现有技术中有许多方法和设备,将空气在蒸馏塔中蒸馏,产生富氮气体作为产物。例如,美国专利4,966,002公开了一种高纯氮气的制备方法,它采用以废料再压缩循环为特征的单蒸馏塔低温精馏法。在一种使用单个蒸馏塔的空气分离方法和设备中,将空气过滤、压缩和纯化后,在一主热交换器中冷却至适于其精馏的温度。然后将这空气引入至单个蒸馏塔内分离为富氮气体和富氧液体馏分。为了使蒸馏塔回流,使用一个塔顶冷凝器,在其中用富氧液体来使富氮气体冷凝。而气化的富氧液体被再压缩并重新引入至蒸馏塔以提高氮的产量。这压缩操作可在主热交换器的温端或冷端的温度下进行。可将一部分气化的富氧液体部分地加热,然后令其膨胀作功。人们会想到把全部的这种膨胀功用来再压缩气化的富氧液体。但是,对于压缩是在主热交换器冷端的温度下进行的情形,产生的压缩热须在主热交换器内消散。最终结果将是不会产生净致冷作用。于是很大一部分膨胀功必须通过一个耗能的制动器将其排出装置之外。

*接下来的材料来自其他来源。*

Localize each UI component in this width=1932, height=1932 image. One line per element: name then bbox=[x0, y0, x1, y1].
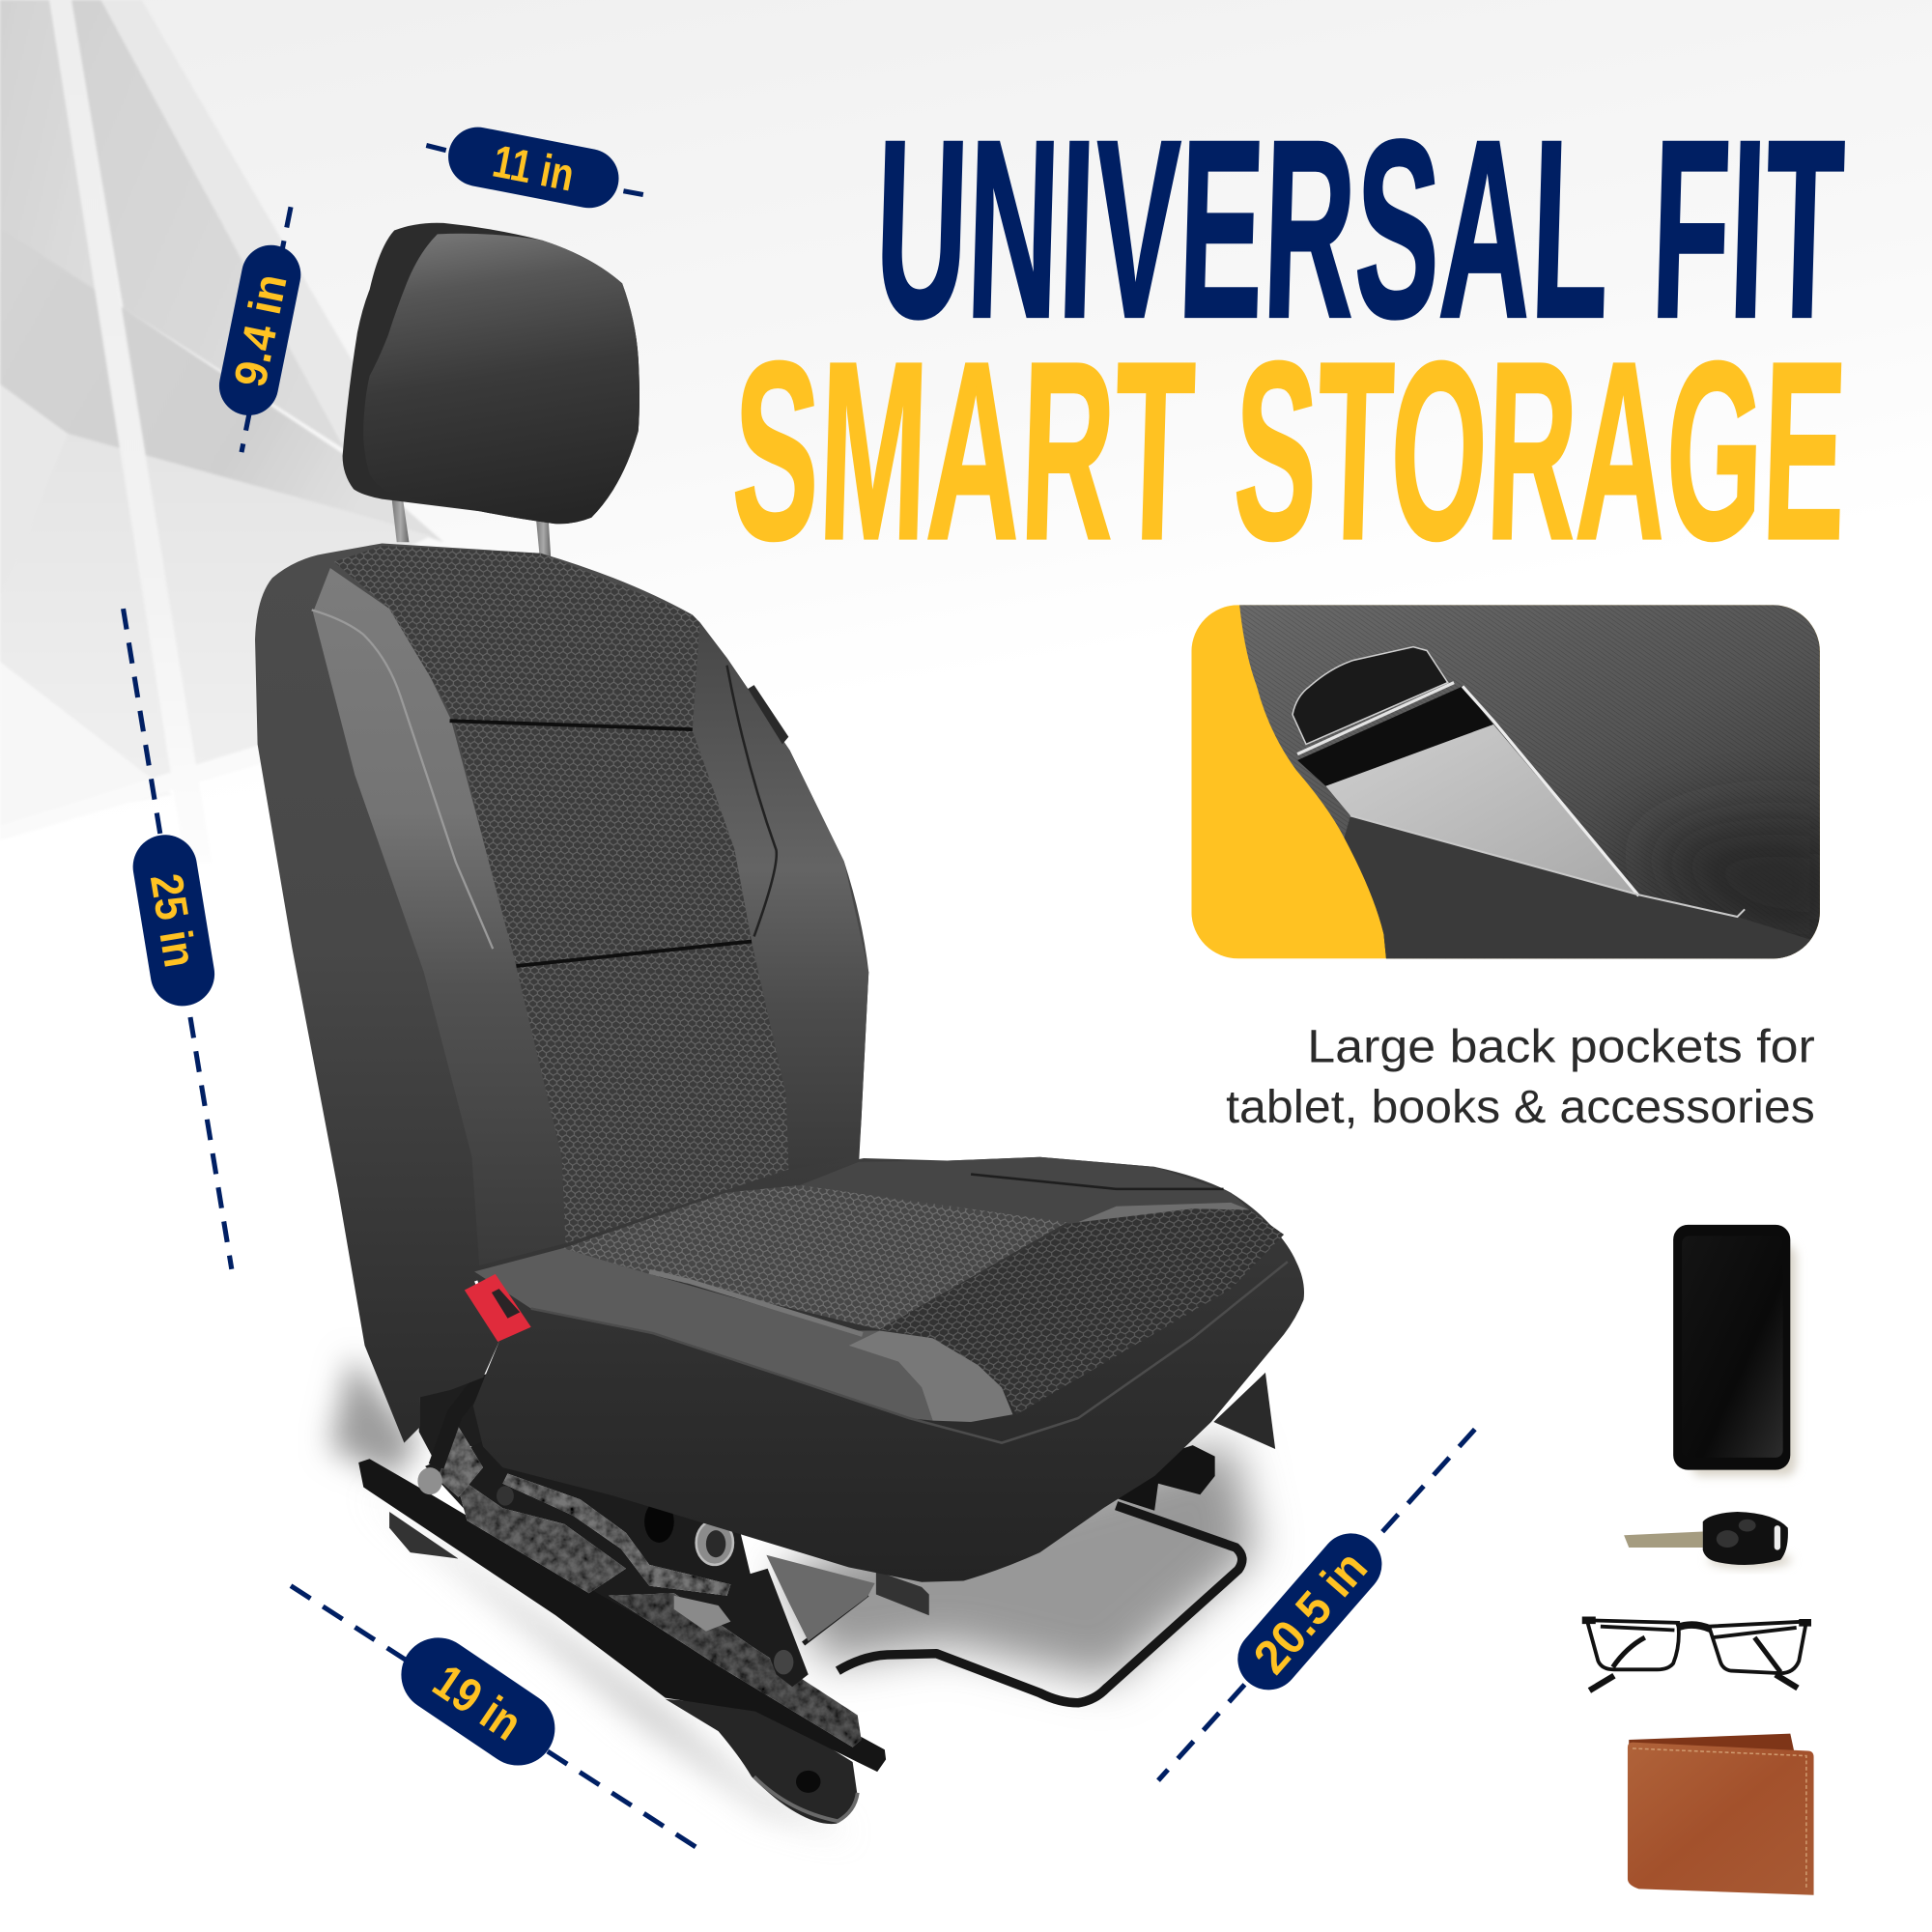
inner dark cavity bbox=[425, 1441, 856, 1731]
rear leather seam bbox=[971, 1175, 1224, 1189]
headrest bbox=[343, 223, 639, 524]
seams bbox=[450, 721, 752, 966]
silver card bbox=[1325, 724, 1637, 895]
bushing ring bbox=[696, 1520, 733, 1565]
front leg bbox=[739, 1569, 809, 1687]
red tab bbox=[465, 1274, 531, 1342]
rear support strut bbox=[804, 1595, 867, 1644]
lower plate metal bbox=[455, 1475, 626, 1593]
heading line 2: SMART bbox=[729, 308, 1198, 592]
seat cushion bbox=[473, 1157, 1304, 1582]
description text: Large back pockets for bbox=[1307, 1020, 1815, 1072]
tab slot bbox=[492, 1289, 520, 1319]
icon: glasses bbox=[1582, 1620, 1811, 1690]
under-seat bracket bbox=[1117, 1445, 1215, 1511]
panel: back pocket photo bbox=[1191, 605, 1848, 961]
lower fabric panel bbox=[516, 943, 788, 1243]
front corner leather bbox=[849, 1331, 1012, 1422]
pivot bolt bbox=[497, 1486, 514, 1506]
lower foot bbox=[666, 1699, 858, 1824]
floor shadow bbox=[330, 1355, 1257, 1836]
dimension: 11 in: 11 in bbox=[489, 135, 578, 202]
foot edge bbox=[754, 1776, 858, 1821]
black card top bbox=[1293, 647, 1448, 744]
rear mottled block bbox=[438, 1427, 483, 1497]
bushing hole bbox=[706, 1530, 725, 1557]
seat bbox=[255, 223, 1304, 1824]
rear foot bbox=[389, 1512, 458, 1559]
dimension: 20.5 in bbox=[1158, 1430, 1475, 1780]
card right edge bbox=[1463, 686, 1638, 895]
upper fabric panel bbox=[334, 546, 699, 728]
dimension: 11 in bbox=[426, 122, 643, 213]
rear belt arm bbox=[437, 1378, 483, 1466]
rear leather bbox=[800, 1157, 1249, 1224]
cushion base bbox=[473, 1157, 1304, 1582]
dark fold bbox=[1638, 817, 1848, 961]
title bbox=[729, 87, 1850, 592]
icon: car key bbox=[1624, 1512, 1792, 1569]
right piping bbox=[727, 666, 777, 936]
middle fabric panel bbox=[455, 724, 752, 966]
dimension: 25 in bbox=[124, 609, 232, 1269]
under cushion flap bbox=[876, 1571, 929, 1615]
dimension: 19 in: 19 in bbox=[424, 1654, 531, 1751]
bent strip metal bbox=[502, 1474, 730, 1596]
dimension: 9.4 in: 9.4 in bbox=[225, 270, 298, 391]
fabric seat back bbox=[1239, 605, 1820, 958]
tube frame bbox=[838, 1506, 1242, 1703]
description text: tablet, books & accessories bbox=[1226, 1081, 1815, 1133]
rear bolt bbox=[417, 1467, 442, 1494]
fabric twill bbox=[1239, 605, 1820, 958]
yellow panel background bbox=[1191, 605, 1820, 958]
leg bolt bbox=[774, 1650, 793, 1674]
right bolster bbox=[693, 622, 868, 1171]
lower leather pocket bbox=[1345, 815, 1820, 958]
headrest front panel bbox=[363, 234, 639, 524]
left leather bbox=[474, 1248, 933, 1421]
bolster piping bbox=[312, 610, 493, 949]
dimension: 20.5 in: 20.5 in bbox=[1243, 1541, 1378, 1684]
shadow plate under seat bbox=[766, 1555, 875, 1641]
center fabric bbox=[563, 1185, 1067, 1329]
seat belt buckle bbox=[465, 1274, 531, 1342]
side tag bbox=[748, 685, 788, 744]
dimension: 25 in: 25 in bbox=[140, 870, 206, 971]
headrest posts bbox=[392, 499, 551, 557]
seat rail mechanism bbox=[358, 1373, 1275, 1824]
dimension: 19 in bbox=[291, 1586, 707, 1855]
dimension: 9.4 in bbox=[213, 207, 306, 452]
main rail bbox=[358, 1459, 886, 1772]
black strip bbox=[1297, 686, 1493, 786]
disc bbox=[674, 1596, 730, 1632]
strip highlight bbox=[1297, 683, 1454, 754]
left bolster bbox=[313, 568, 565, 1265]
seat side flap bbox=[1213, 1373, 1275, 1449]
pocket seam bbox=[1350, 815, 1745, 917]
foot hole bbox=[796, 1771, 820, 1793]
channel metal bbox=[609, 1593, 862, 1747]
rear cavity bbox=[419, 1374, 487, 1466]
rear highlight wedge bbox=[1078, 1203, 1249, 1222]
inner trim bbox=[649, 1271, 863, 1334]
backrest bbox=[255, 543, 868, 1443]
hole bbox=[644, 1501, 674, 1543]
front ridge bbox=[531, 1262, 1288, 1443]
description text bbox=[1226, 1020, 1815, 1133]
icon: phone bbox=[1673, 1225, 1797, 1476]
icon: wallet bbox=[1628, 1734, 1814, 1895]
outer shell bbox=[255, 543, 868, 1443]
right fabric bbox=[880, 1208, 1284, 1414]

一般来说,上述的这类装置,以气体作为全部产品。为了使产品转化为液体,气体产品必须在分开的液化器中液化。这样的液化不能不增加能耗。同时,如果要得到高纯度的氮,液化所涉及的设备还会污染氮发生器所产生的高纯氮。于是,如果这种液态氮要用于高纯度的用途的话,必须在液化的下游提供对液氮的净化。
如下文所述,本发明提供一种氮的产生方法和设备,其中有更多的膨胀功可应用于压缩,从而更有效地利用能量以提高液态氮的产量。而且,这种液态氮的产生无需使用下游的液化器。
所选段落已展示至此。